Chemotherapy Neuropathy – nerve damage primarily in the hands, feet, arms and legs, resulting from chemotherapy.

 

Chromosome- Contains the genetic material of a cell (genes). The normal number of chromosomes in a human cell is 46 (23 pairs).

 

CIPN:Chemotherapy Induced Peripheral Neuropathy  (See Chemotherapy Neuropathy)

 

Codon:  Three adjacent bases on a DNA molecule determines the position of a specific amino acid protein molecule during protein synthesis.

 

Colectomy- The surgical removal of the colon (large intestine).

 

Colon – (Large intestine, large bowel), About five to six feet long, it comprises the last section of the colon and includes the cecum, ascending colon, transverse colon, descending colon and sigmoid colon.

 

Colonoscopy-  Also known as “scope,” it is an examination of the inside of the entire colon by use of a  flexible tube, about five feet in length.  The tube has a light source, a magnifying eye glass and an open channel through which air can be passed and biopsies can be taken.

 

DNA- (Deoxyribonucleic Acid). The molecule that contains the code for the genetic blueprint.

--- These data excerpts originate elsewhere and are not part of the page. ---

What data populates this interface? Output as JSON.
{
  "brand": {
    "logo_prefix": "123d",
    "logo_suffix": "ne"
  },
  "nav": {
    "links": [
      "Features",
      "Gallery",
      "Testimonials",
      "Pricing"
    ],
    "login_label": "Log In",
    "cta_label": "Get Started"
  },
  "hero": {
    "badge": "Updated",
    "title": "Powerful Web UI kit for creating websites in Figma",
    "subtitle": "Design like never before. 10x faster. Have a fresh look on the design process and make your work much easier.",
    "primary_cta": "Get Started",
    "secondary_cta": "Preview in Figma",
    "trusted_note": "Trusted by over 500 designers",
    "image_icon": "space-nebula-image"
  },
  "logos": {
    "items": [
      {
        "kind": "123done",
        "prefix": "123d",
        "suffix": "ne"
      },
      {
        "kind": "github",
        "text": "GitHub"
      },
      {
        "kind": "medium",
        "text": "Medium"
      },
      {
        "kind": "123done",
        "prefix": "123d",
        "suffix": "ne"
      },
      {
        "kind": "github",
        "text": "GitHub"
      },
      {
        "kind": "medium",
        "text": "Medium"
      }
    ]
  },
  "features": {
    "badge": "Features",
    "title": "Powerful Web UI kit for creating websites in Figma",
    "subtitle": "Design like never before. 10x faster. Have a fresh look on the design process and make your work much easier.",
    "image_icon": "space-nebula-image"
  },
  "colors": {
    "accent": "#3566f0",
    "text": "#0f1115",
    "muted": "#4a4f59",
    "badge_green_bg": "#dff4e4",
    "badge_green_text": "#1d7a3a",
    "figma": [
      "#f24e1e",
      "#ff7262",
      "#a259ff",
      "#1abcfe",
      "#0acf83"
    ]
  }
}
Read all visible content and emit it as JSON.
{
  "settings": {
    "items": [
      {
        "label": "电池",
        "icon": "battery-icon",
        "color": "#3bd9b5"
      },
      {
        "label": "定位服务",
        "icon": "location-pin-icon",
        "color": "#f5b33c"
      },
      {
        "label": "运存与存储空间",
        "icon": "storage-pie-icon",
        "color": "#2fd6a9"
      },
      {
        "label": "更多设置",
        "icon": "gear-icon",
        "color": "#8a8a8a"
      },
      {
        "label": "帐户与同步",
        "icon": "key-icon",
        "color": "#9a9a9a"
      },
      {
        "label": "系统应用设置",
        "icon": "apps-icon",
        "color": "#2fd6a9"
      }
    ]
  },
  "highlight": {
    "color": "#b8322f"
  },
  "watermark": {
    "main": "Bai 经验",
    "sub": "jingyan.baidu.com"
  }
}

It is found in the nucleus of cells.

 

Duodenum – The first part of the small intestine, about twelve to fifteen inches long.

 

Endometrial Aspirate – Extraction of tissue from the uterine lining, by suction, for examination.

 

Endometrium- The mucousy membrane composing the inner layer of the uterine wall.

 

Epcam Deletion:  On chromosome 2, the EPCAM gene lies next to the MSH2 gene. Each gene provides instructions for making protein.  The EPCAM gene causes the MSH2 gene to be turned off, by a mechanism called promoter hypermethylation. It causes too many methyl groups to be attached in the promoter region and they attach to the MSH2 gene, resulting in less protein produced in epithelial cells. Loss of this protein results in loss of DNA repair.

 

Esophagogastroduodenoscopy (EGD, Upper Endoscopy)- Examination by use of a flexible tube passed through the interior of the upper GI tract (esophagus, stomach, and duodenum). The tube has a light source, a magnifying eye glass, and an open channel through which a biopsy can be taken.

 

ET- Enterostomal Therapist; a specialist, often a nurse, who assists individuals who wear an external abdominal appliance to collect body waste.

 

Familial Cancer –   Cancer that occurs in families more often than would be expected by chance. These cancers often occur at an early age, and may indicate the presence of a gene mutation that increases the risk of cancer. They may also be a sign of shared environmental or lifestyle factors.

 

FAP (Familial adenomatous polyposis)- An inherited disorder of the gastrointestinal tract in which there are 100 or more pre cancerous polyps.

 

Flexible sigmoidoscopy- A test in which a flexible tube about 2 1/2 feet in length is used to examine the rectum and lower part of the large bowel. The tube has a light source, a magnifying eyepiece, and an open channel through which air can be passed and a biopsy taken.

 

FOBT Test: Fecal Occult Blood Test is a non-invasive “at home” test, used to detect hidden blood in the stool and often utilized for colon cancer screening.

 

Gastroenterologist – A physician who specializes in the gastrointestinal tract.

 

GI (gastrointestinal) tract- Consists of the esophagus, stomach, small intestine (22-25 feet in length), and large intestine (5-6 feet in length).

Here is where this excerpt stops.